La idea de que si algo duró desde tiempos inmemoriales —desde el apellido a las costumbres— tiene un valor intrínseco que conviene cuidar más allá de toda otra consideración. La sospecha de que lo que soportó el paso de los años es, por ese solo hecho, digno de ser transmitido.
Es fácil advertir que esa idea —que está en el centro del conservantismo— es una simple falacia. Lo propio de los seres racionales es preguntarse si aquello que reciben —por herencia o por costumbre— es bueno, en cuyo caso deben conservarlo, o malo, caso en el cual deben cambiarlo. Pero esto de suponer que la tradición tiene un valor en sí misma simplemente no se sostiene.
Con el criterio de Diez —llamemos por un momento criterio a lo que no es más que un simple prejuicio— se suprime de la vida social toda reflexividad y los seres humanos, los hombres y las mujeres, no tendríamos tarea más digna en este mundo que la de transmitir a las nuevas generaciones lo que, por nuestra parte, hemos recibido.
Simplemente absurdo.
Lo que corresponde no es cultivar la tradición, sino someterla a examen una y otra vez para ver si está a la altura de las convicciones morales que son propias de una sociedad democrática.
Y eso es justamente lo que el proyecto de Allamand pretende hacer cuando promueve el reconocimiento de las uniones de hecho, sean heterosexuales u homosexuales.
Tras ese proyecto está la idea —del todo acorde con el respeto que nos debemos unos a otros los miembros adultos de una sociedad democrática— de que la pareja heterosexual unida en matrimonio no es la única que merece ser reconocida desde el punto de vista estatal. Y esa idea surge no sólo de constatar que en los hechos hay parejas gays o heterosexuales que rehúsan casarse, sino del principio al que —en contra de la tradición que defiende Sergio Diez— han arribado las sociedades democráticas: que los seres humanos adultos merecen igual respeto y reconocimiento por la forma en que decidan vivir su afectividad.

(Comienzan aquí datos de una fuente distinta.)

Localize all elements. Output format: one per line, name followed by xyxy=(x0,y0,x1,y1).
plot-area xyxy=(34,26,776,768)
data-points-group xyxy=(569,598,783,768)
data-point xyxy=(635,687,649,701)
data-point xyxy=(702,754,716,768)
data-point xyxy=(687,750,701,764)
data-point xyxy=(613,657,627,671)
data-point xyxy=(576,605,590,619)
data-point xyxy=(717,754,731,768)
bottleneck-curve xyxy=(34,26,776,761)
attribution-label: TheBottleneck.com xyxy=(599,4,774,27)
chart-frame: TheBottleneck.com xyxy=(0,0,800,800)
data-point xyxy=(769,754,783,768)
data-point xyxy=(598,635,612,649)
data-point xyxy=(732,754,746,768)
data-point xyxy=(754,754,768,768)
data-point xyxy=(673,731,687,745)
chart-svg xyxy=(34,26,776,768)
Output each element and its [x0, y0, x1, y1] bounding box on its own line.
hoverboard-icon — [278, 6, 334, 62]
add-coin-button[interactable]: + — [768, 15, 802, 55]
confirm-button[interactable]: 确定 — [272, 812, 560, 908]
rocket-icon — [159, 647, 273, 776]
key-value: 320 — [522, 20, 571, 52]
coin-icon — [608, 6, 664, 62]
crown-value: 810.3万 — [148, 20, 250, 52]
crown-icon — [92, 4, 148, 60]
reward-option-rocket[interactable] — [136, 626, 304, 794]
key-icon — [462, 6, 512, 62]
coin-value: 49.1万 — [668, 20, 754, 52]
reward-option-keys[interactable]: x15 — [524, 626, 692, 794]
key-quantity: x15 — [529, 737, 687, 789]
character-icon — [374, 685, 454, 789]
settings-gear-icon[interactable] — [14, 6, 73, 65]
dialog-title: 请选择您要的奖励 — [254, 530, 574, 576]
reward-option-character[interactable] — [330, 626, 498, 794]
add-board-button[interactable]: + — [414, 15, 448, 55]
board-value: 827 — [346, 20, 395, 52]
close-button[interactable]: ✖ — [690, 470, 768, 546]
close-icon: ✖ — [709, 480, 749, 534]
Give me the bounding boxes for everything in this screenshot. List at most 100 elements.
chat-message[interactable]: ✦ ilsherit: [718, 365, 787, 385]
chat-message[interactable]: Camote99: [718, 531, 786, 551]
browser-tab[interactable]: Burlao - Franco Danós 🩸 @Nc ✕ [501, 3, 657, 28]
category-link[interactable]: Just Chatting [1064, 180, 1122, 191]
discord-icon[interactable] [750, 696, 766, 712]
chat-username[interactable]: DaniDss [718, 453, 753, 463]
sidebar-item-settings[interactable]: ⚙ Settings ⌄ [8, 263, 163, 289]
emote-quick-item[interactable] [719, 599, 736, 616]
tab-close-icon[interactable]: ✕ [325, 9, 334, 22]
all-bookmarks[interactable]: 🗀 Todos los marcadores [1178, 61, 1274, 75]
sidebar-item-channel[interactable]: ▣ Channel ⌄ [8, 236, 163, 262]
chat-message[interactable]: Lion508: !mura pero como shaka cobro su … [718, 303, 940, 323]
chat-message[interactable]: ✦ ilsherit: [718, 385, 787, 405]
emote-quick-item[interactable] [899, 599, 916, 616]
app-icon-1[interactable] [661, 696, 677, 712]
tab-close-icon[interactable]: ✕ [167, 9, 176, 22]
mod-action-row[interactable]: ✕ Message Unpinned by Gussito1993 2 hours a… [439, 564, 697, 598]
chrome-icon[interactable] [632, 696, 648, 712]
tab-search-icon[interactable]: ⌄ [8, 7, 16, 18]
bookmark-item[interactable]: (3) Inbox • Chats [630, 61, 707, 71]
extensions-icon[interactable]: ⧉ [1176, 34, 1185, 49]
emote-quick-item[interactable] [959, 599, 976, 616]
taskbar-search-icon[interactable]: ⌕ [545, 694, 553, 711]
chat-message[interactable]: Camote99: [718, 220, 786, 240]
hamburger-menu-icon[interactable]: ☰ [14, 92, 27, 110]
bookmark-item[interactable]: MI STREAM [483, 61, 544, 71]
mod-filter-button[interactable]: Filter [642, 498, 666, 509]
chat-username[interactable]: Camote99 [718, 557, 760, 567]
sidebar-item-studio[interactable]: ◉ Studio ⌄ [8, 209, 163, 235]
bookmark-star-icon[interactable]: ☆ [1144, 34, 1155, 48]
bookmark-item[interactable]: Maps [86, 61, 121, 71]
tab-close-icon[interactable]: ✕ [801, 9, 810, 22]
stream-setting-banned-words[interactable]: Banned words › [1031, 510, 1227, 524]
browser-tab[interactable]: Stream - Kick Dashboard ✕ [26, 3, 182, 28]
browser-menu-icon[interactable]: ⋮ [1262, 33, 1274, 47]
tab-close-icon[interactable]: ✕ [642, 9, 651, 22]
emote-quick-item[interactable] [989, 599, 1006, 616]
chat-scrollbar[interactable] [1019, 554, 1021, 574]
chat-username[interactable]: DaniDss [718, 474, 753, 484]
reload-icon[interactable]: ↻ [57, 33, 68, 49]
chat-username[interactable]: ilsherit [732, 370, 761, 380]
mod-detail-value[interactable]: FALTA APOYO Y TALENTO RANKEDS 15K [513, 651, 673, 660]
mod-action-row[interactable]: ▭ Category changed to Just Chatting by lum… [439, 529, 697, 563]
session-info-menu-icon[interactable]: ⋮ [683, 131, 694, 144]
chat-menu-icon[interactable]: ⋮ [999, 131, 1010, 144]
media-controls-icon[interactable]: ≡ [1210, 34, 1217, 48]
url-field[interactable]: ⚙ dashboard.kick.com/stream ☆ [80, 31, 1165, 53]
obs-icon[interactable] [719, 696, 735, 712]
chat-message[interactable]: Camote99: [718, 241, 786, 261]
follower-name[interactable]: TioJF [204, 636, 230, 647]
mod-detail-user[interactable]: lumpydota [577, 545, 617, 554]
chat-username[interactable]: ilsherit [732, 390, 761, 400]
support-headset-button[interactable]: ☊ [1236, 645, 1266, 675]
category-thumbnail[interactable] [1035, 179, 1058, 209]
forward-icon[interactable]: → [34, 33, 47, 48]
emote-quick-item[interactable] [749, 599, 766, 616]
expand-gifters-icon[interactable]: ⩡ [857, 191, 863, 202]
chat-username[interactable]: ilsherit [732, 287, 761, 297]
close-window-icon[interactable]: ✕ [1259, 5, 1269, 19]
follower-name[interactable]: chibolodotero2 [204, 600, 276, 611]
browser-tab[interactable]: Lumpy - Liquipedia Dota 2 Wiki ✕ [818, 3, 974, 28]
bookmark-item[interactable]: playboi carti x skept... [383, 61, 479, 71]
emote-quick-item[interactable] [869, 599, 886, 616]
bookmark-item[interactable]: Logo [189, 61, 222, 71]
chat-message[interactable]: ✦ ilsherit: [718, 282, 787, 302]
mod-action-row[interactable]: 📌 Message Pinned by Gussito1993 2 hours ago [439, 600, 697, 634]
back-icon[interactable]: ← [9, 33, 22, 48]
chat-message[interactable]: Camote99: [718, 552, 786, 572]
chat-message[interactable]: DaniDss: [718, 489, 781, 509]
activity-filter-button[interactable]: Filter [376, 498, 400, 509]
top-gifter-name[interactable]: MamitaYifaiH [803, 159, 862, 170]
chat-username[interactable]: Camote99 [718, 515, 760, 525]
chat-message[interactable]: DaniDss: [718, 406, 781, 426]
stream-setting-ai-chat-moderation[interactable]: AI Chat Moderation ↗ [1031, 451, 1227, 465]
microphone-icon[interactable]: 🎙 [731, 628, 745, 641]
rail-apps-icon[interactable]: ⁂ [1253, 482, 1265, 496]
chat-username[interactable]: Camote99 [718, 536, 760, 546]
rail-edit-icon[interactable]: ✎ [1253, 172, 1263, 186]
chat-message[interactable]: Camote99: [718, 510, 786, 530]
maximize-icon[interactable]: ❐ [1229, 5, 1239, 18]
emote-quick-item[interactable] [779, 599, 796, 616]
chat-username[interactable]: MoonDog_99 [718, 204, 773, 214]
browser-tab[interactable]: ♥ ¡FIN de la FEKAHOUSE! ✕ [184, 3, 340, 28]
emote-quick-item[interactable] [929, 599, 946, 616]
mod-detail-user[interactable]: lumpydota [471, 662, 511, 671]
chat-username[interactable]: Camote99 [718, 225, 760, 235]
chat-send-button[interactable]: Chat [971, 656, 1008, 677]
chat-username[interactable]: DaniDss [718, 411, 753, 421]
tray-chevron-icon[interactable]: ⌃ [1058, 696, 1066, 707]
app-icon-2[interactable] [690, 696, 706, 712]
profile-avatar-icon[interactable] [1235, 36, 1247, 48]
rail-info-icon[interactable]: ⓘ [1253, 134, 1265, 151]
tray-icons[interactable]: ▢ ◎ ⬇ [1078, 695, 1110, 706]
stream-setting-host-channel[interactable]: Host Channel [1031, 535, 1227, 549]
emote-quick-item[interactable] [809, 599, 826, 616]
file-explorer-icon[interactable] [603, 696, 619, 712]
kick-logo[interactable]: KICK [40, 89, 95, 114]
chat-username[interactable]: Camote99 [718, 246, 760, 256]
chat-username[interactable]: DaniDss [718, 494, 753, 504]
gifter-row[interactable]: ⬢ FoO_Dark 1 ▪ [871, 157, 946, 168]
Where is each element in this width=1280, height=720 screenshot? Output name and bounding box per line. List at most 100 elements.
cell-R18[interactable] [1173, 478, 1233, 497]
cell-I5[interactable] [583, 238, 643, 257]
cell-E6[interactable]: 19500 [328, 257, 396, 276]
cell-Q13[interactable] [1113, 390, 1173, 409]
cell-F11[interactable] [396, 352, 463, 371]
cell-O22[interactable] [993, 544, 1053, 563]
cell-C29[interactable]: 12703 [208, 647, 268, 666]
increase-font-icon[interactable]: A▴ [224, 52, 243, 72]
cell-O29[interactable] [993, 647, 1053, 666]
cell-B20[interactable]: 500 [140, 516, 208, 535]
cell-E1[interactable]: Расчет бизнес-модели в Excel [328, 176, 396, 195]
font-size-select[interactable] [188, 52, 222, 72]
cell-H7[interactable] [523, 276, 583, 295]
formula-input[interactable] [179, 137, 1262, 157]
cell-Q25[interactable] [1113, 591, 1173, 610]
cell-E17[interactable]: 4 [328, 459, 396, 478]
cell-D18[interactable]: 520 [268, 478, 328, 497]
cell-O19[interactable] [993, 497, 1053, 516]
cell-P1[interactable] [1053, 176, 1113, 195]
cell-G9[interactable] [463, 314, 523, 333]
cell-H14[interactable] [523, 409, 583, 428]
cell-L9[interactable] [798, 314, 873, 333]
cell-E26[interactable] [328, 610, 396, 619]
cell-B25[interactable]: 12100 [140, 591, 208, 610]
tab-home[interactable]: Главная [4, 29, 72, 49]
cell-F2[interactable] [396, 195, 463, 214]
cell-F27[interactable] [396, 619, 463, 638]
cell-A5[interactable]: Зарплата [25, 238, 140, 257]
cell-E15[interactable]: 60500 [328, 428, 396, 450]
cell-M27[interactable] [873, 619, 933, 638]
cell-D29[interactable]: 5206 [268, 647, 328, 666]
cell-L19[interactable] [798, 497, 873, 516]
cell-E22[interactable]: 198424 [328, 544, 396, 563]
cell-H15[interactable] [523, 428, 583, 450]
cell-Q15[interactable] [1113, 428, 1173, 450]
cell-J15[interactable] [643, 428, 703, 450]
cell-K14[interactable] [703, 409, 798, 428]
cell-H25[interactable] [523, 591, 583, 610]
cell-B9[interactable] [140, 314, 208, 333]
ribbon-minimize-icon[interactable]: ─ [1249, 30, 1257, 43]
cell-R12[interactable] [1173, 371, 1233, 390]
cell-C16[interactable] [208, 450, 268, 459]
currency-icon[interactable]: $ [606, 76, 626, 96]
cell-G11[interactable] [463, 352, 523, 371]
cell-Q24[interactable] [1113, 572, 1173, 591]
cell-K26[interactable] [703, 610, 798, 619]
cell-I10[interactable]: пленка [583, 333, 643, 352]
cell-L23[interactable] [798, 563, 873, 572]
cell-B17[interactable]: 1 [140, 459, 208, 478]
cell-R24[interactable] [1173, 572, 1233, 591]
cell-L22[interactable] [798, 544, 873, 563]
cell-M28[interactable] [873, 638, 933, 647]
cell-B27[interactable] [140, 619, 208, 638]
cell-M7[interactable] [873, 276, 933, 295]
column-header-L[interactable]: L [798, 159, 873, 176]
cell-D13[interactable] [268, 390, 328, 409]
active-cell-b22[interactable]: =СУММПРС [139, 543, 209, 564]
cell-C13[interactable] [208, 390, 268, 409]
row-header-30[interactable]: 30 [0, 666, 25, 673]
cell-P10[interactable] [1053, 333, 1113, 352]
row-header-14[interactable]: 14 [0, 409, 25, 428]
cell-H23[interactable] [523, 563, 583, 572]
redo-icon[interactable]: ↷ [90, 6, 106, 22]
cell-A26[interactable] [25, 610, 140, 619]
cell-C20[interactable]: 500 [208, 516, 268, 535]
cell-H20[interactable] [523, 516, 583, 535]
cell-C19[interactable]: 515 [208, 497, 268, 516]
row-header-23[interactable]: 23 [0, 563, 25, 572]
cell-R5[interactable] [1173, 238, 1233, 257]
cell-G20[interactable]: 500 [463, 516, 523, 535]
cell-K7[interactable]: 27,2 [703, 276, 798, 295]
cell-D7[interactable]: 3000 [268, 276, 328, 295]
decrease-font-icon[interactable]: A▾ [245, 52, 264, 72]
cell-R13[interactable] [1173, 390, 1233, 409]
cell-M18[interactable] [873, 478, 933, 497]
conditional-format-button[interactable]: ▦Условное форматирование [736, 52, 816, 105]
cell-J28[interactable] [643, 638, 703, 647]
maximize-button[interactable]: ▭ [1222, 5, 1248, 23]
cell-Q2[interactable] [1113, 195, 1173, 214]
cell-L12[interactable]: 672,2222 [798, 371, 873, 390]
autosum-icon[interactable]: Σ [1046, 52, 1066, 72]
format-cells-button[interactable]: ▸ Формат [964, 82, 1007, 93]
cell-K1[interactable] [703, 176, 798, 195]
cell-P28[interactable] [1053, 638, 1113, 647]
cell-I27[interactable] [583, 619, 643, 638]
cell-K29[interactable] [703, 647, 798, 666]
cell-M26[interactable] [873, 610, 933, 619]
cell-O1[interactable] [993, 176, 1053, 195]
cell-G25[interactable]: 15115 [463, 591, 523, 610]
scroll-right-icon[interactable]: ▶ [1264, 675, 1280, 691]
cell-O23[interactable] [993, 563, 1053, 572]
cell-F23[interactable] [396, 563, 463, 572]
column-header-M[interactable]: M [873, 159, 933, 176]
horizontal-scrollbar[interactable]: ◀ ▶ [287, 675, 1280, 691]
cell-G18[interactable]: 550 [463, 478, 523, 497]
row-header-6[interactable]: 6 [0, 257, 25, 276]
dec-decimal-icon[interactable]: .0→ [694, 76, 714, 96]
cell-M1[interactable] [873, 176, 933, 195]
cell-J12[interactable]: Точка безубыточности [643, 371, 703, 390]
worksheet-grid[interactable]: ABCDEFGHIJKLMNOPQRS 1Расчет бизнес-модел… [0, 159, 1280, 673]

Pero Sergio Diez —que en esto es un digno representante de la derecha conservadora— cree que dos seres humanos adultos pueden decidir libremente algo a la hora de su sexualidad y, así y todo, el Estado negarles el reconocimiento con el prejuicioso y absurdo argumento de que una unión de esa índole no preserva suficientemente la tradición.
Por supuesto hay cosas superiores a la tradición a la que Sergio Diez atribuye, a ciegas, tantas virtudes. A la tradición de considerar a las mujeres inferiores o destinadas, por voluntad celestial, a las tareas hogareñas se opuso el principio reflexivo de la igualdad con los hombres; a la tradición de que hay grupos sociales superiores desde el punto de vista del origen se opuso la idea de que cada uno es responsable de sus actos y de su desempeño, y ninguno de la herencia que recibe; y a la tradición que los gays, y otras minorías, no merecen reconocimiento se opuso la idea de que todos merecemos igual respeto y consideración.
Si la tradición fuera el argumento final, los derechos humanos (los mismos cuya violación Sergio Diez, usando la mentira, alguna vez ocultó) no tendrían tampoco ningún valor. Todas las ideas que subyacen a ese tipo de derechos —la no discriminación, la autonomía— tienen como objetivo corregir la tradición en vez de protegerla.
Si las ideas que defiende Sergio Diez —un hombre en retirada— fueran sólo de él, no habría de qué preocuparse. Pero desgraciadamente ésas son las ideas —por llamarlas así— que de un tiempo a esta parte hegemonizan a la derecha, mientras sus grupos más liberales guardan un inexplicable silencio.